4. Trivially, you can get determinism in output by setting temperature to 0, though that also means if it fails to generate an output it will always fail to generate an output.

5. A fully predictable output requires a formalism essentially equal to existing programming languages. The purpose of Marsha is to explore relaxing that for development velocity and simplicity, but it is intended to be a gradient you can choose from so I agree it should be possible. Nothing solid figured out now, but simply dropping into your target language of choice would be an "easy" patch, though it defeats the purpose of the language. Something like Rust/Haskell pattern matching or Lean/Coq constraints informing you of missing definitions would be better, but honestly unsure how to get there.

> Given the context length (and nature of large contexts in general) in LLMs, I also ponder whether it's even possible to do this beyond the trivial form, because it seems like as the constraint set scales, the capability of any LLM to address those constraints (and to be confident that it has) seems like a difficult problem to solve.

This one doesn't seem as hard to me, because of the divide-and-conquer nature of programming. Each individual function gets its own context, and if that function is too big, break it into chunks and generate those independently. Definitely more of a Lisp-y style instead of a big blob of old school PHP.

May also become effectively irrelevant if useful context size exceeds the length of something massive like a novel.

> However, I would like to say that I see this domain as an interesting area of research; and most certainly neither a) a solved problem, or b) a dead end. There's definitely stuff here worth playing with and exploring.

Fully agree. Marsha of today doesn't "solve" it (and depending on your acceptance level of C floating point changes, may never do so) but I say pretty confidently that it is further along than Copilot, and I don't see why it won't improve in the future.

[1]: https://stackoverflow.com/questions/7517588/different-floati... [2]: https://stackoverflow.com/questions/64036879/differing-float...

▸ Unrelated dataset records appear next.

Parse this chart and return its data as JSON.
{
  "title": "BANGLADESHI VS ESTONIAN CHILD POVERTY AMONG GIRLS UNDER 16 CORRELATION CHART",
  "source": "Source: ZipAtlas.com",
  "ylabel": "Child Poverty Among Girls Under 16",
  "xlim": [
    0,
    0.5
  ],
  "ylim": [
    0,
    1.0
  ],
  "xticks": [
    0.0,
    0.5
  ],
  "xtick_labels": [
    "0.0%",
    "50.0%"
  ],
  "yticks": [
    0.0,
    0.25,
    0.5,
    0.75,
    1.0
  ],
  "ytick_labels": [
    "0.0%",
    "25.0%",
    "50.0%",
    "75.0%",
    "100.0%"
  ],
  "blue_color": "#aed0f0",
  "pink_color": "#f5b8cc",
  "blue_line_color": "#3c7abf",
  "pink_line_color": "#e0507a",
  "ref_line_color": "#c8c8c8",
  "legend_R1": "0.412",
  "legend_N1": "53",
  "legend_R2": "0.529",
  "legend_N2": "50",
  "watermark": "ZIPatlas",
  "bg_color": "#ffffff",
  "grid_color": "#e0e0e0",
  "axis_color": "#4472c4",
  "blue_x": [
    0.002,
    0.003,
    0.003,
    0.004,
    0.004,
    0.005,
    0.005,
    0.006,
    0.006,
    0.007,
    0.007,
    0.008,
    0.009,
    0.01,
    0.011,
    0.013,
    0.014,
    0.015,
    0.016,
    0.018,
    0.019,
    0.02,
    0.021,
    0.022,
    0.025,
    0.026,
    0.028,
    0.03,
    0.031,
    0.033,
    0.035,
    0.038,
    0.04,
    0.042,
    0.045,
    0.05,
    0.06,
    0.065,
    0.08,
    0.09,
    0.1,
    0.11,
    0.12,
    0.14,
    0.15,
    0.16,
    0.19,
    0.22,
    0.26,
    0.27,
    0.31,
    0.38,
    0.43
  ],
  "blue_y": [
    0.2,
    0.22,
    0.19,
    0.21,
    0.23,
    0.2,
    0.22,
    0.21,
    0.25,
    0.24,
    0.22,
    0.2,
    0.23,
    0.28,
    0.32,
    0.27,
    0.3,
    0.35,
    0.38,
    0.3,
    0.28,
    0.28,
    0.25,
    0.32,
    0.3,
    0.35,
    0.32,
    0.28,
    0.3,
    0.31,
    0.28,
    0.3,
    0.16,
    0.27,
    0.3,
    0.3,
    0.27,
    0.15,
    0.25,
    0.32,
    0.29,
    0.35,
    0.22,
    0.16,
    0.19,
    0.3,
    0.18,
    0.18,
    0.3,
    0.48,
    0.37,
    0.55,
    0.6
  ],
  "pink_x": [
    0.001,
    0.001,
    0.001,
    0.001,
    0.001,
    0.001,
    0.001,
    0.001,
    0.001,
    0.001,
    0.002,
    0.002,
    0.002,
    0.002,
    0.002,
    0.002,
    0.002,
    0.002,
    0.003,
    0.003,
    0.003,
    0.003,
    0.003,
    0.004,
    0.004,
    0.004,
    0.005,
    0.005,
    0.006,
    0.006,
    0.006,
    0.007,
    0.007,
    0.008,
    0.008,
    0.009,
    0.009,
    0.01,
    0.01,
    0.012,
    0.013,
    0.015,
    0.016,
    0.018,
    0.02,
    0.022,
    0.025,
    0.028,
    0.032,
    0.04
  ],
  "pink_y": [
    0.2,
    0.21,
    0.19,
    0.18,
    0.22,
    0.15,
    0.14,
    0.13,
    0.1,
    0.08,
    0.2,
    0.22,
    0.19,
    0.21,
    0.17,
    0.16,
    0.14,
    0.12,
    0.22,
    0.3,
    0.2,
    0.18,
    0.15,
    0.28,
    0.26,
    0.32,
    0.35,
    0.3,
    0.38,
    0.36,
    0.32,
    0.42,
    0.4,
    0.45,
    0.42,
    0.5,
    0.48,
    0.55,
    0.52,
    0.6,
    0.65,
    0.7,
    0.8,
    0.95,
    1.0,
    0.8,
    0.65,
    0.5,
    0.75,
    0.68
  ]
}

> You're a bit too black-and-white on this situation.

While I agree with your other points, I feel this argument doesn't really hold water.

The output of the c compiler is deterministic.

I struggle very hard to believe that the floating point rounding errors when you compile C will cause it to occasionally emit a binary that is not byte-identical multiple sequential runs in a row.

What any program does at runtime is essentially non-deterministic, and that's 100% not what we're talking about here.

If you consider https://github.com/alantech/marsha/blob/main/examples/web/we... ...

The generated output of this file is a probability distribution with a sweet spot where the code does what you want; there are multiple outputs of code that sit in the sweet spot. You want one of these.

The actual output of this file is a probability distribution that includes the examples, but may or may not overlap the sweet spot of 'actually does the right thing'.

...in fact, and there's no specific reason to expect that, regardless of the number of examples you provide, the distribution that includes those examples also includes the sweet spot.

For common examples it will, but I'd argue that it's actually provable that there are times (eg. where the output length of a valid solution would be > the possible out of the model), that regardless of the examples / tests, it's not actually possible to generate a valid solution from. Just like how constraint solvers will sometimes tell you there's no solution that matches all the constraints.

So, that would be like a compiler error. "You've asked for something impossible".

...but I imagine it would be very very difficult to tell the difference between inputs that overlap the sweet spot and those that don't; the ones that don't will have solutions that look right, but actually only cover the examples; and there's literally no way of telling the difference between that and a correct solution without HFRL.

It seem like an intractable problem to me.

> Different tools for different scenarios, so if that is a huge problem, don't use Marsha as it currently is.